Cleopatra, however, wakes from this sleep. Upon waking, Cleopatra says that she would tell the gods, “this world did equal theirs/Till they had stolen our jewel” (81-82). Cleopatra understands Antony’s death as further separating the human and divine. If Antony’s greatness cannot overcome mortality, there is surely no hope for the finite world. Cleopatra’s world loses its meaning. This leads Cleopatra to ask, “is it sin/To rush into the secret house of death/Ere death dare come to us?” (84-86). Shakespeare gives her here the only use of sin in the play. Cleopatra is setting out a problem that will be dealt with more directly in her suicide. She is asking if the knowledge of mortality also grants one freedom over that mortality, precisely what Antony assumed when he saw “ourselves to end ourselves.” The individual knows their fate in the finite world is to die, and yet this knowledge renders acting to achieve this end sinful. Put another way, Cleopatra wants to know the relationship between human freedom and self-consciousness. This is realized in a self-knowledge of mortality allowed by her love for Antony, and only really understood in his death. In Antony, she knows herself in the other. Consequently, in his death she sees her own death. The subjective is made objective to the self. Cleopatra’s experience of Antony, that is both her own and other, allows her own death to be extended, just as Antony’s botched suicide allowed him to do so.

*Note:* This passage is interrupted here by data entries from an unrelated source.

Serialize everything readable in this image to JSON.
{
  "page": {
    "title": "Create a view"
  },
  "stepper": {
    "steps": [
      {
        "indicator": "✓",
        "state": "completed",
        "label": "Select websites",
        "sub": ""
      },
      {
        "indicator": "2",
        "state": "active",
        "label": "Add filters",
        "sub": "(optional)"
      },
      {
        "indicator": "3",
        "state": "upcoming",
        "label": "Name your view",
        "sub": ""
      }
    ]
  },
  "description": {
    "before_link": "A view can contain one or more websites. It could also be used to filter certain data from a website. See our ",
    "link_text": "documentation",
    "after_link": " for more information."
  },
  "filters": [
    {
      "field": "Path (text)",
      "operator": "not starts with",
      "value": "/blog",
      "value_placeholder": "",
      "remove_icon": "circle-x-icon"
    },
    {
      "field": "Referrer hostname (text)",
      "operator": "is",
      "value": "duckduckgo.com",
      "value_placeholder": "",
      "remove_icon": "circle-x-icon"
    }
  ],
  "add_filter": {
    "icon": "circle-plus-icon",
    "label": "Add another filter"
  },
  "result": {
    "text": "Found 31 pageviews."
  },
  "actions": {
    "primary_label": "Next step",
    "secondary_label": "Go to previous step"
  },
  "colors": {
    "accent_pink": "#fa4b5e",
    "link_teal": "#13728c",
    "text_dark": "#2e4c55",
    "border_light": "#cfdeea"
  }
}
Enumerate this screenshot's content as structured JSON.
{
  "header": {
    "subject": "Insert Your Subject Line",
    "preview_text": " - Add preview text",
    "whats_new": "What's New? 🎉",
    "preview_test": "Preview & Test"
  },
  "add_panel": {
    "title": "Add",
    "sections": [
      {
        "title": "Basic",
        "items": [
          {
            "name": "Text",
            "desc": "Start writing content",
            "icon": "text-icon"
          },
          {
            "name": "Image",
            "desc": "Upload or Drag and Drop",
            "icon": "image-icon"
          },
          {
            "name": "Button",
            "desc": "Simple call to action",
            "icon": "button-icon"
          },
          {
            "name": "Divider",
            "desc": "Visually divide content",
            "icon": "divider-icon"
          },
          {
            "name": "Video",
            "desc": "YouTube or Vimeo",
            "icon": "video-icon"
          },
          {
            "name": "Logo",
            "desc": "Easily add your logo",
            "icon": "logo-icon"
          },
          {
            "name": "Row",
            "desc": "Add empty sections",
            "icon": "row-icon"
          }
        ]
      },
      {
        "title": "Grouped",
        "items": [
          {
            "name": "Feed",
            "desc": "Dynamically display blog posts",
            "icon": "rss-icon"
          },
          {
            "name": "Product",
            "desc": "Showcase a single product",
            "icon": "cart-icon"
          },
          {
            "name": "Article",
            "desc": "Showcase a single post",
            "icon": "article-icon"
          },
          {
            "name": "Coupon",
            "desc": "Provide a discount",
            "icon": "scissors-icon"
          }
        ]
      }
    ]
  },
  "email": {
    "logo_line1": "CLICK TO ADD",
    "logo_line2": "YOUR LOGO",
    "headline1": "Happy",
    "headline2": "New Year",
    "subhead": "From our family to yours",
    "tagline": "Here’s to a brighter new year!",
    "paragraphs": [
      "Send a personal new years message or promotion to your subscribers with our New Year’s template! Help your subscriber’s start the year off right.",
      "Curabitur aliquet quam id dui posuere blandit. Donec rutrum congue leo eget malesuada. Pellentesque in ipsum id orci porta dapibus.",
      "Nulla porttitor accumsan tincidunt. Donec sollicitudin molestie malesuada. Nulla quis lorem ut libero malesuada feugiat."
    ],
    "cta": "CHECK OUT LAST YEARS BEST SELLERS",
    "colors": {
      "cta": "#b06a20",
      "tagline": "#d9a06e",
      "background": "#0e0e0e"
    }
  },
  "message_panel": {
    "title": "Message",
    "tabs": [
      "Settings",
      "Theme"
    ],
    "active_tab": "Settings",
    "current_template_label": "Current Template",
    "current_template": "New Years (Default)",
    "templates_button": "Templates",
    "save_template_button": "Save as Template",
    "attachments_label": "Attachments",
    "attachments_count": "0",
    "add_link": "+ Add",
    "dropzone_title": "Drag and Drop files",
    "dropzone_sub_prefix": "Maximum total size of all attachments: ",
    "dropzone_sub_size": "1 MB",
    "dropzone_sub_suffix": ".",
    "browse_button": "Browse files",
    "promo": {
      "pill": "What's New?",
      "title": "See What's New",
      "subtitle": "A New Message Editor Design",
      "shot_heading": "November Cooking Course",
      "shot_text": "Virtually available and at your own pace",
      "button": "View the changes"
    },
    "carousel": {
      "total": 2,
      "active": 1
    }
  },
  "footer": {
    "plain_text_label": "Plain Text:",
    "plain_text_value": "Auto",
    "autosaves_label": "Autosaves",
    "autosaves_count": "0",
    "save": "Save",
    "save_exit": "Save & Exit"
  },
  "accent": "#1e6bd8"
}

In the same speech, Cleopatra acknowledges humans as mortal and thus distant from the divine, and aware of their mortality, and thus distant from mere beasts. Human self-consciousness seems absolutely limited by mortality. It is made tragic by the knowledge that it is limited. That is, the divine aspect of the human that is knowledge is put into conflict with mortality. Rather than be lost in her passion as a tragic death would require, Cleopatra is made more aware of her position in relation to the world. At this moment, this relationship is understood as distance. Cleopatra is inseparable from her grief, but is able to look at it as an object outside of herself; her infinite variety is looking outward at its limit.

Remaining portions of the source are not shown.